Carrot Cake Whole Wheat Cookie Snacks (dairy free)
Cookies honestly do make for a great grab and go or pre-packed snack. These Carrot Cake Whole Wheat Cookie Snacks are a wonderfully healthy cookie to have ready to go for when that snack attack hits.
We all get that mid-afternoon snack attack. Either we want something sweet or salty and typically go for the not so good for you kind of snacks. No need for that anymore. Meal prep a batch of these carrot cake whole wheat cookies and you will have a deliciously healthy snack option for that desperate hunger moment.
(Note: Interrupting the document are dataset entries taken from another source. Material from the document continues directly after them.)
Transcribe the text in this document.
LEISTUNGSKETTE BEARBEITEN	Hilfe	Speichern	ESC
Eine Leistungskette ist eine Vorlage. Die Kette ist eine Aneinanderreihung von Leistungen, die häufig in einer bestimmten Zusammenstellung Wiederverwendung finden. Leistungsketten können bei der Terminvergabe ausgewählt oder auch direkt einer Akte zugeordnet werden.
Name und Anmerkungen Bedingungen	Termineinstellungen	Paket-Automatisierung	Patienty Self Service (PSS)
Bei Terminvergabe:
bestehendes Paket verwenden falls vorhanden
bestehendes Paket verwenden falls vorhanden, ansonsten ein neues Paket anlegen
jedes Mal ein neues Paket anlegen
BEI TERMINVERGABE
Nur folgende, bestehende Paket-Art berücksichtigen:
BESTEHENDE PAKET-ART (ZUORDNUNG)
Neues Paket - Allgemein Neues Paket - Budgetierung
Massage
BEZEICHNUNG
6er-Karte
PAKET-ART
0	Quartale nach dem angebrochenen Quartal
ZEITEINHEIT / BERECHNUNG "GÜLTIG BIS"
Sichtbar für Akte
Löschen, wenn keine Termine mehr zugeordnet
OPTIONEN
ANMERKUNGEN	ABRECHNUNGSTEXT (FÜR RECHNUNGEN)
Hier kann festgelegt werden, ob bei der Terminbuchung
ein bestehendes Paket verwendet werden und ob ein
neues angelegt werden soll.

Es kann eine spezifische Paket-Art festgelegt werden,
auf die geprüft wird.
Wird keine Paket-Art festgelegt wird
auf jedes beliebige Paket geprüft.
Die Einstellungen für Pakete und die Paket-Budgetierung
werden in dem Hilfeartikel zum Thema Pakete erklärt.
One thing is for sure, we could all use more vegetables in our diet. Well this recipe is helping solve that problem. Loading up this batter with shredded carrots makes the cookies not only taste like a carrot cake. With all the healthy ingredients the shredded carrots make this even healthier. If you have picky non-vegetable eating kids in your family make a batch of these cookies. Finely shredded and cut the carrots so that they can’t even see them within the cookie. The light sweet drizzle frosting on top will distract their eyes and tastebuds for them to devour this healthy cookie snack.
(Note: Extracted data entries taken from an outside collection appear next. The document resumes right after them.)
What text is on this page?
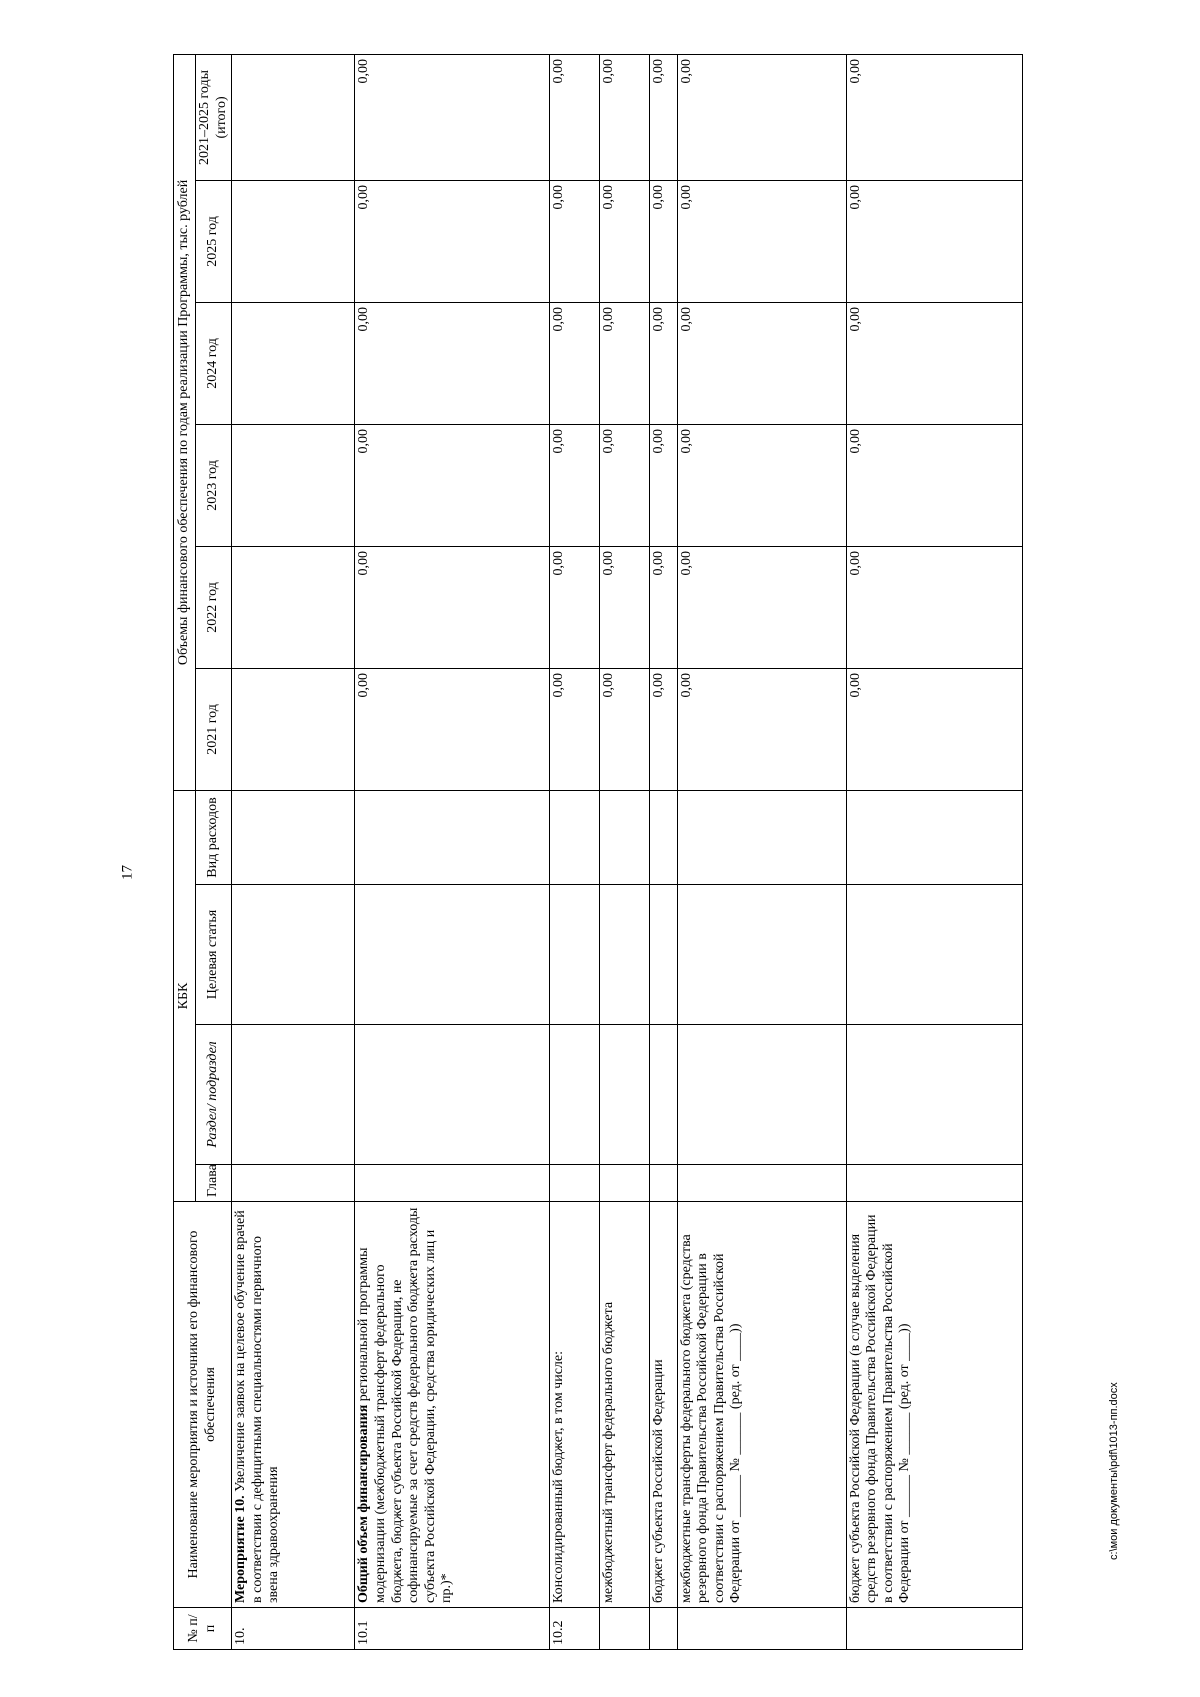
17
№ п/п	Наименование мероприятия и источники его финансового обеспечения	КБК				Объемы финансового обеспечения по годам реализации Программы, тыс. рублей					
		Глава	Раздел/ подраздел	Целевая статья	Вид расходов	2021 год	2022 год	2023 год	2024 год	2025 год	2021–2025 годы (итого)
10.	Мероприятие 10. Увеличение заявок на целевое обучение врачей в соответствии с дефицитными специальностями первичного звена здравоохранения										
10.1	Общий объем финансирования региональной программы модернизации (межбюджетный трансферт федерального бюджета, бюджет субъекта Российской Федерации, не софинансируемые за счет средств федерального бюджета расходы субъекта Российской Федерации, средства юридических лиц и пр.)*					0,00	0,00	0,00	0,00	0,00	0,00
10.2	Консолидированный бюджет, в том числе:					0,00	0,00	0,00	0,00	0,00	0,00
	межбюджетный трансферт федерального бюджета					0,00	0,00	0,00	0,00	0,00	0,00
	бюджет субъекта Российской Федерации					0,00	0,00	0,00	0,00	0,00	0,00
	межбюджетные трансферты федерального бюджета (средства резервного фонда Правительства Российской Федерации в соответствии с распоряжением Правительства Российской Федерации от ______ № ______ (ред. от ____))					0,00	0,00	0,00	0,00	0,00	0,00
	бюджет субъекта Российской Федерации (в случае выделения средств резервного фонда Правительства Российской Федерации в соответствии с распоряжением Правительства Российской Федерации от ______ № ______ (ред. от ____))					0,00	0,00	0,00	0,00	0,00	0,00
c:\мои документы\pdf\1013-пп.docx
For any dairy allergies this carrot cake whole wheat cookie recipe is dairy free. No butter, no milk, nothing that will aggravate the allergy. If you are road tripping or traveling this holiday season pack a few of these for your travels. They are hearty, whole wheat, and fiber rich cookies that will hold you over until your next meal.
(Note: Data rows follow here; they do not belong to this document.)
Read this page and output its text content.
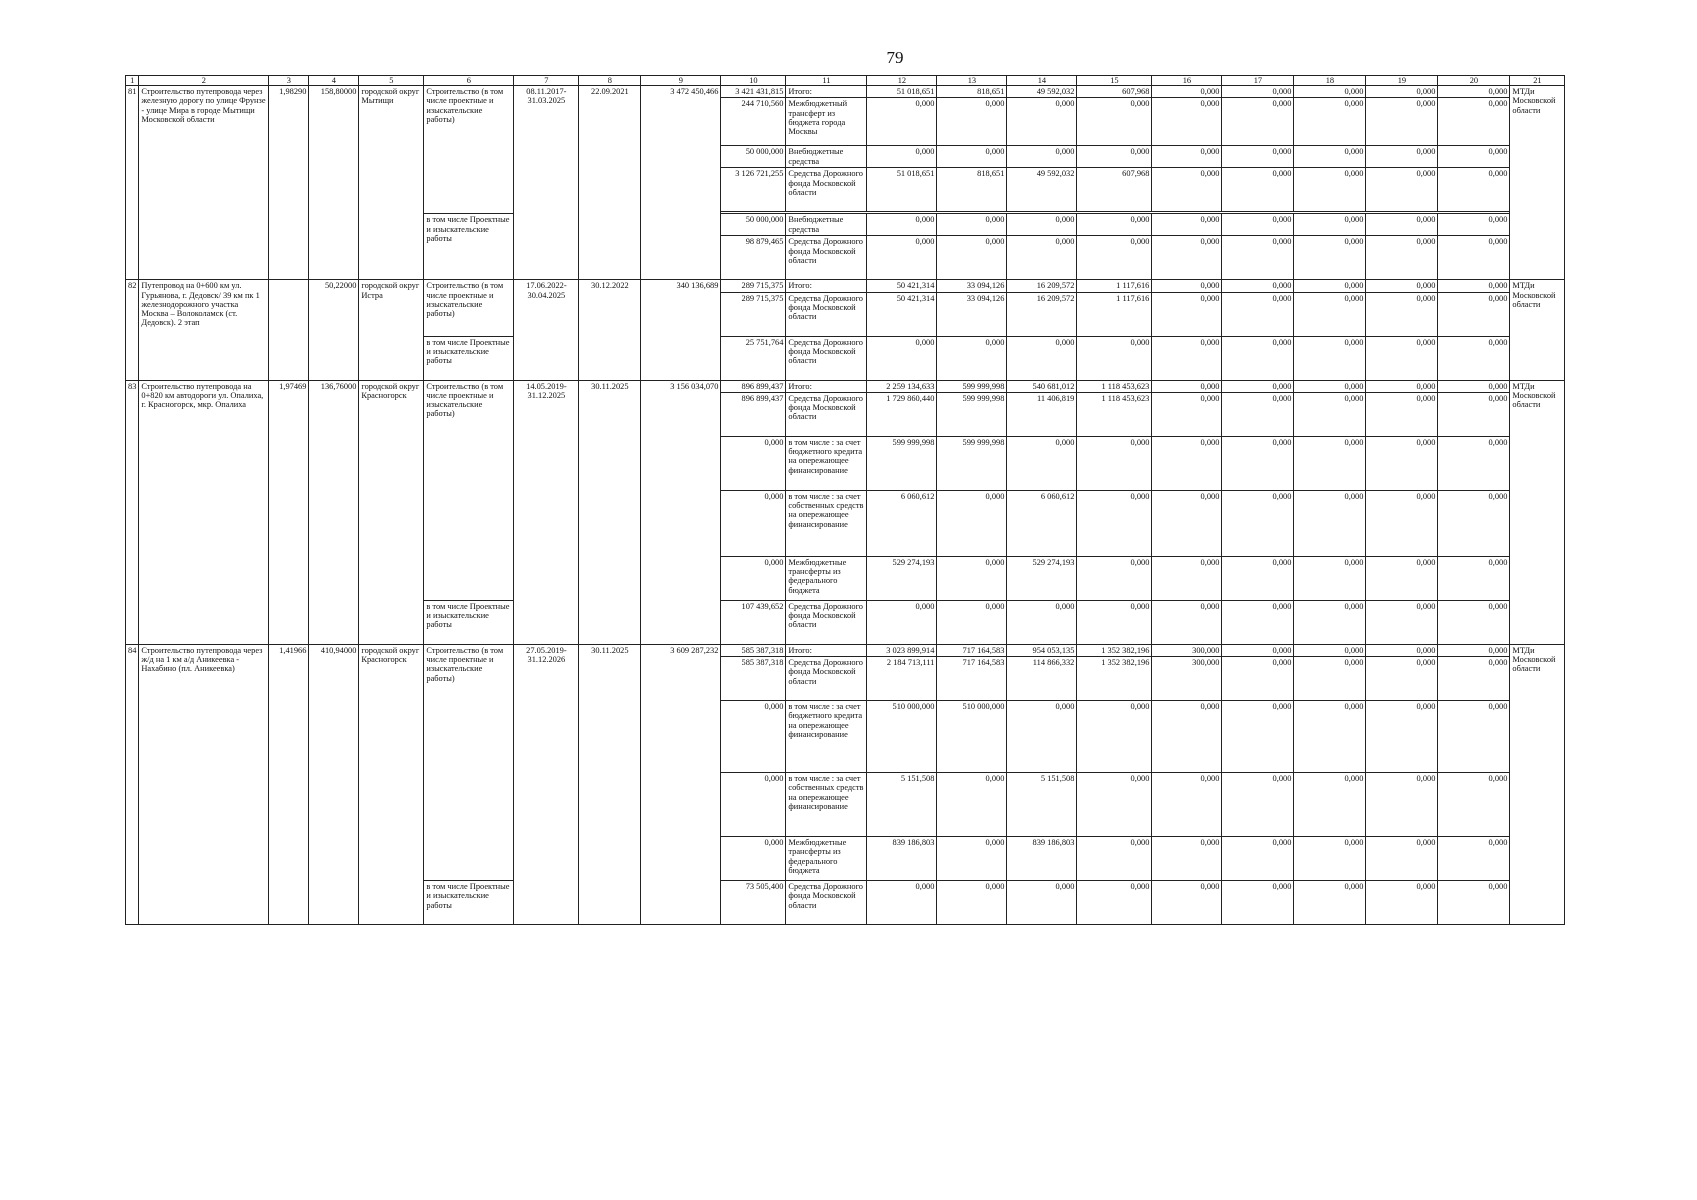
79
1	2	3	4	5	6	7	8	9	10	11	12	13	14	15	16	17	18	19	20	21
81	Строительство путепровода через железную дорогу по улице Фрунзе - улице Мира в городе Мытищи Московской области	1,98290	158,80000	городской округ Мытищи	Строительство (в том числе проектные и изыскательские работы)	08.11.2017-31.03.2025	22.09.2021	3 472 450,466	3 421 431,815	Итого:	51 018,651	818,651	49 592,032	607,968	0,000	0,000	0,000	0,000	0,000	МТДи Московской области
									244 710,560	Межбюджетный трансферт из бюджета города Москвы	0,000	0,000	0,000	0,000	0,000	0,000	0,000	0,000	0,000	
									50 000,000	Внебюджетные средства	0,000	0,000	0,000	0,000	0,000	0,000	0,000	0,000	0,000	
									3 126 721,255	Средства Дорожного фонда Московской области	51 018,651	818,651	49 592,032	607,968	0,000	0,000	0,000	0,000	0,000	

					в том числе Проектные и изыскательские работы				50 000,000	Внебюджетные средства	0,000	0,000	0,000	0,000	0,000	0,000	0,000	0,000	0,000	
									98 879,465	Средства Дорожного фонда Московской области	0,000	0,000	0,000	0,000	0,000	0,000	0,000	0,000	0,000	
82	Путепровод на 0+600 км ул. Гурьянова, г. Дедовск/ 39 км пк 1 железнодорожного участка Москва – Волоколамск (ст. Дедовск). 2 этап		50,22000	городской округ Истра	Строительство (в том числе проектные и изыскательские работы)	17.06.2022-30.04.2025	30.12.2022	340 136,689	289 715,375	Итого:	50 421,314	33 094,126	16 209,572	1 117,616	0,000	0,000	0,000	0,000	0,000	МТДи Московской области
									289 715,375	Средства Дорожного фонда Московской области	50 421,314	33 094,126	16 209,572	1 117,616	0,000	0,000	0,000	0,000	0,000	
					в том числе Проектные и изыскательские работы				25 751,764	Средства Дорожного фонда Московской области	0,000	0,000	0,000	0,000	0,000	0,000	0,000	0,000	0,000	
83	Строительство путепровода на 0+820 км автодороги ул. Опалиха, г. Красногорск, мкр. Опалиха	1,97469	136,76000	городской округ Красногорск	Строительство (в том числе проектные и изыскательские работы)	14.05.2019-31.12.2025	30.11.2025	3 156 034,070	896 899,437	Итого:	2 259 134,633	599 999,998	540 681,012	1 118 453,623	0,000	0,000	0,000	0,000	0,000	МТДи Московской области
									896 899,437	Средства Дорожного фонда Московской области	1 729 860,440	599 999,998	11 406,819	1 118 453,623	0,000	0,000	0,000	0,000	0,000	
									0,000	в том числе : за счет бюджетного кредита на опережающее финансирование	599 999,998	599 999,998	0,000	0,000	0,000	0,000	0,000	0,000	0,000	
									0,000	в том числе : за счет собственных средств на опережающее финансирование	6 060,612	0,000	6 060,612	0,000	0,000	0,000	0,000	0,000	0,000	
									0,000	Межбюджетные трансферты из федерального бюджета	529 274,193	0,000	529 274,193	0,000	0,000	0,000	0,000	0,000	0,000	
					в том числе Проектные и изыскательские работы				107 439,652	Средства Дорожного фонда Московской области	0,000	0,000	0,000	0,000	0,000	0,000	0,000	0,000	0,000	
84	Строительство путепровода через ж/д на 1 км а/д Аникеевка - Нахабино (пл. Аникеевка)	1,41966	410,94000	городской округ Красногорск	Строительство (в том числе проектные и изыскательские работы)	27.05.2019-31.12.2026	30.11.2025	3 609 287,232	585 387,318	Итого:	3 023 899,914	717 164,583	954 053,135	1 352 382,196	300,000	0,000	0,000	0,000	0,000	МТДи Московской области
									585 387,318	Средства Дорожного фонда Московской области	2 184 713,111	717 164,583	114 866,332	1 352 382,196	300,000	0,000	0,000	0,000	0,000	
									0,000	в том числе : за счет бюджетного кредита на опережающее финансирование	510 000,000	510 000,000	0,000	0,000	0,000	0,000	0,000	0,000	0,000	
									0,000	в том числе : за счет собственных средств на опережающее финансирование	5 151,508	0,000	5 151,508	0,000	0,000	0,000	0,000	0,000	0,000	
									0,000	Межбюджетные трансферты из федерального бюджета	839 186,803	0,000	839 186,803	0,000	0,000	0,000	0,000	0,000	0,000	
					в том числе Проектные и изыскательские работы				73 505,400	Средства Дорожного фонда Московской области	0,000	0,000	0,000	0,000	0,000	0,000	0,000	0,000	0,000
- 3/4 cup Whole wheat flour
- 1/2 tsp Baking Soda
- 1/4 tsp Sea Salt
- 1.5 tsp Ground Cinnamon
- A pinch of nutmeg optionals
- 1/4 cup Coconut Oil melted
- 1/3 cup Light Brown Sugar
- 1 large Egg
- 1 heaping cup Shredded Carrots
- 1 tsp Vanilla Extract
- 1 1/4 cup Rolled Oats optional to use Gluten Free oats
- 1/3 cup Shredded Unsweetened Coconut
- 1/4 cup Raw Chopped Walnuts
- 1/4 cup Raisins
For the Glaze
- 1/4 cup Powdered Sugar
- 1 tsp Milk or Almond Milk
1. Preheat oven to 350 degrees F. Line a baking sheet with parchment paper.
2. In a medium bowl, whisk together flour, baking soda, cinnamon, nutmeg, and salt.
3. In a separate large bowl mix together coconut oil, brown sugar, egg and vanilla until well combined; next fold in shredded carrots. Add in flour mixture and mix with a wooden spoon until just combined. Fold in oats, coconut, pecans, and raisins.
4. Use a small cookie scoop and drop by tablespoonful on prepared baking sheet. Gently flatten with your hand. Bake for 9-11 minutes or until golden brown around the edges. Cool cookies for a few minutes on the baking sheet before transferring to a wire rack to finish cooling.
5. To make the glaze: Combine powdered sugar, almond milk and cinnamon in a bowl. Drizzle a tiny bit over cookies, then let dry. Makes about 18 cookies.